Марков подошел к закутку радистки и приоткрыл полог.

— Галя, вы видели это? — он издали показал портрет.

— Нет, — тихо сказала она, глядя на свой портрет. — Боже мой, как же это он? Вы же запретили.

Марков внимательно смотрел на Галю и по тому, как она глядела на свой портрет, видел, что она действительно не знала о существовании рисунка, но что встревожена она не только тем, что Коля нарушил приказ.

— Отдайте мне, — тихо попросила она.

— Зачем?

— Так. Впрочем, как хотите. Мне рисунок не нравится… — она надела на голову наушники и склонилась над рацией.

Марков решил, что говорить с Колей лучше без Гали, и с альбомом вышел из землянки. Приказав дежурному разыскать Колю, он сел на скамейку под елью.

Паренек точно чувствовал, что стряслась беда: приближался к Маркову испуганный, настороженный.

— Садись, — сказал ему Марков. — Итак, мы перебираемся в город.

— Я слышал, — тихо сказал Коля, садясь на край скамейки.

— От кого слышал? — строго спросил Марков.

— От Будницкого, — чуть запнувшись, ответил Коля.

— Ты, надеюсь, понимаешь, что значит действовать в занятом врагом городе?

— Понимаю.

— Тогда, значит, тебе там не место.

Коля знал, что Марков не решается брать его с собой в город, сердце его больно сжалось.

— Дядя Миша…

— Я тебе не дядя.

— Товарищ начальник… подполковник… — Коля с ужасом смотрел на Маркова.

— Людям, которые не выполняют приказы, в городе делать нечего. А ты нарушил мой приказ.

Тут только Коля увидел в руках Маркова свой альбом, лицо его мгновенно стало пунцовым.

— Ты понял, о чем я говорю?

— Понял.

— И что же ты мне скажешь?

Вместо ответа Коля кошачьим прыжком бросился на Маркова, выхватил у него свой альбом, отбежал на несколько шагов, достал из альбома портрет Гали и изорвал его в мелкие клочья. Потом он медленно вернулся к скамейке и вытянулся перед Марковым, как положено, руки по швам.
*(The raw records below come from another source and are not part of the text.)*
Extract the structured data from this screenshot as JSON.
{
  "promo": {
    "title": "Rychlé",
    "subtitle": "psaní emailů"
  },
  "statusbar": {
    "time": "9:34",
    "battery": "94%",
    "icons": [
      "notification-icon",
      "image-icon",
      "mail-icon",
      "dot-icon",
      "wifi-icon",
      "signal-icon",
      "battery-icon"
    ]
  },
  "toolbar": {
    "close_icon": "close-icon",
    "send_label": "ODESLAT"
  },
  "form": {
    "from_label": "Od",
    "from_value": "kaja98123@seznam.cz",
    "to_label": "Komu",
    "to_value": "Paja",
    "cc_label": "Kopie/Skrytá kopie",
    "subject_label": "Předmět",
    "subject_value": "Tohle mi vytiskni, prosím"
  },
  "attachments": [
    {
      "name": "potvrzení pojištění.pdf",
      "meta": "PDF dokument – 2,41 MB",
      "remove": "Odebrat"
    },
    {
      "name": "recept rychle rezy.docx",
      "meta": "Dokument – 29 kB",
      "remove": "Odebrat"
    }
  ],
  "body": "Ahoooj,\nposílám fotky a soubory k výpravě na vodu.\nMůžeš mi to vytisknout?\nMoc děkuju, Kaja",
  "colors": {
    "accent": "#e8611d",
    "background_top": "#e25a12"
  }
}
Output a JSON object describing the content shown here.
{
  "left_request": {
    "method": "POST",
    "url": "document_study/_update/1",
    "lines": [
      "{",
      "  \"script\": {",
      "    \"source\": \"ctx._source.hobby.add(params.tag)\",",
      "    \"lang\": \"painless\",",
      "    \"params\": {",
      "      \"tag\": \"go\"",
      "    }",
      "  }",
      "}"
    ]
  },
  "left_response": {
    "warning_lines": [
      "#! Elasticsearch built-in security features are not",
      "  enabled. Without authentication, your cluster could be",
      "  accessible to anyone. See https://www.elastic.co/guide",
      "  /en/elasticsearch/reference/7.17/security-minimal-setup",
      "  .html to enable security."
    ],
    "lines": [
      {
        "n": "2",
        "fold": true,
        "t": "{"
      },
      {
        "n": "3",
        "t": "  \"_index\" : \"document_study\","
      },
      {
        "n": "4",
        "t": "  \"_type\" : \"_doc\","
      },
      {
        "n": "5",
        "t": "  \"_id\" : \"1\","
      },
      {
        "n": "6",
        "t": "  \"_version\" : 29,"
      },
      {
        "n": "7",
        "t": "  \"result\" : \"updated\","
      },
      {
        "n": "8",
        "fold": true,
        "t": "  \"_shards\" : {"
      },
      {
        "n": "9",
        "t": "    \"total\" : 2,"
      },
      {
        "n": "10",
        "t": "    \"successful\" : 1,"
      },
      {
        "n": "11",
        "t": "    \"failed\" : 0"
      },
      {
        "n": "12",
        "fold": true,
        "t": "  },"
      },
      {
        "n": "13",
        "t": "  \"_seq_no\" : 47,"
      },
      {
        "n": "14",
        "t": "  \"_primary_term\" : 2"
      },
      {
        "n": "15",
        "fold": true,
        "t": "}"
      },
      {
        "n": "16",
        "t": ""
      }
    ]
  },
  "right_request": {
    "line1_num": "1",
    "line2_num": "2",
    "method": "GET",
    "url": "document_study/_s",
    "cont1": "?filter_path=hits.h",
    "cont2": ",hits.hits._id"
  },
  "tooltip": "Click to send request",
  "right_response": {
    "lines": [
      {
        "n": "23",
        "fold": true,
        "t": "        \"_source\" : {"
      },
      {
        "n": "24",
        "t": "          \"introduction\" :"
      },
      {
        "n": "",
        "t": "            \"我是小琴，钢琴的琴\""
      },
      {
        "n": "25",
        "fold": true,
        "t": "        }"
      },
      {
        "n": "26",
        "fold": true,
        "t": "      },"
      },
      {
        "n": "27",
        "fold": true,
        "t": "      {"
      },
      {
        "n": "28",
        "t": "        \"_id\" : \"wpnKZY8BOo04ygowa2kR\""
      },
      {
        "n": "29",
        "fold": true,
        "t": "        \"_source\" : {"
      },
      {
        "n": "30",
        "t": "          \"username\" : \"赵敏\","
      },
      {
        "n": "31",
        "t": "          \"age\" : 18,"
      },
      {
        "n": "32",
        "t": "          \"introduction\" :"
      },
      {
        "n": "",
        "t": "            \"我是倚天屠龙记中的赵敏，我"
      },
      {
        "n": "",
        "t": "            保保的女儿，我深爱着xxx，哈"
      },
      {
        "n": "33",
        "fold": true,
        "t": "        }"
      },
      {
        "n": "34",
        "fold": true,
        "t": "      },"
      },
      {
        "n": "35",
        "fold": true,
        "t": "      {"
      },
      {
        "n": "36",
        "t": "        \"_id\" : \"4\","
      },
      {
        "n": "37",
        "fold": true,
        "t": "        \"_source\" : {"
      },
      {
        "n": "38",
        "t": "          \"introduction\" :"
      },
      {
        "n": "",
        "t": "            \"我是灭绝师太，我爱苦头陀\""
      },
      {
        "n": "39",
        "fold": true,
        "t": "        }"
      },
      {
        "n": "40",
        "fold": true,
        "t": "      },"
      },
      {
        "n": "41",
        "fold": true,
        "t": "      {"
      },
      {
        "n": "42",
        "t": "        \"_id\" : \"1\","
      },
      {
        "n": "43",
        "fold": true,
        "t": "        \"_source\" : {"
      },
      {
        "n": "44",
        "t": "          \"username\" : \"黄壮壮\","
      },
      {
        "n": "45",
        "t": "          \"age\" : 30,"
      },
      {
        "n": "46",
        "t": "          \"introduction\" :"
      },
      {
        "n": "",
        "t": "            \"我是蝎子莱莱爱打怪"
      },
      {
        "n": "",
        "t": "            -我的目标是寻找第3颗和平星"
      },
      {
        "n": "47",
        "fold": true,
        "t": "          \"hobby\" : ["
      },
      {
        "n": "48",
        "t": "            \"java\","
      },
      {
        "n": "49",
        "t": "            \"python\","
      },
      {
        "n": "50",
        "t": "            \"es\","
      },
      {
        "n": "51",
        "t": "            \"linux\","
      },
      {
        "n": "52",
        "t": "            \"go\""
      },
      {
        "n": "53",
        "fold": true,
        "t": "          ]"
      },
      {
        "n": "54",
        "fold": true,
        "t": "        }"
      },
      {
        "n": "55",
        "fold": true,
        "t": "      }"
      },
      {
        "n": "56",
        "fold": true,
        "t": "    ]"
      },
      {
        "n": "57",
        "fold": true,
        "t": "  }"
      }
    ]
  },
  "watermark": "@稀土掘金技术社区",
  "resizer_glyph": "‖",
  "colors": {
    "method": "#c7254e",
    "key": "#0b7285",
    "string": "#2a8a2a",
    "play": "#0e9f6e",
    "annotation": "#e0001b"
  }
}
— Делайте со мной что хотите, товарищ подполковник. Я виноват, — произнес он, смело глядя в глаза Маркову.

Марков, сдержав улыбку, встал и, пройдя мимо мальчика, направился к землянке. «Вот и объявился у чертенка характер», — подумал он.

Вечером Коля согласно своим обязанностям, как всегда, вскипятил чайник, нарезал хлеб, открыл консервы, поставил на стол три кружки и возле каждой положил по кусочку сахару. Но когда Марков и Галя сели к столу, он остался в своем углу.

— Ты что это? — обратился к нему Марков. — Не желаешь сидеть с нами за одним столом?

Коля вскочил, вытянулся:

— Разрешите, товарищ подполковник, сесть ужинать?

— Садись.

Марков посматривал на Галю: нет, она была такой, какой он ее знал всегда.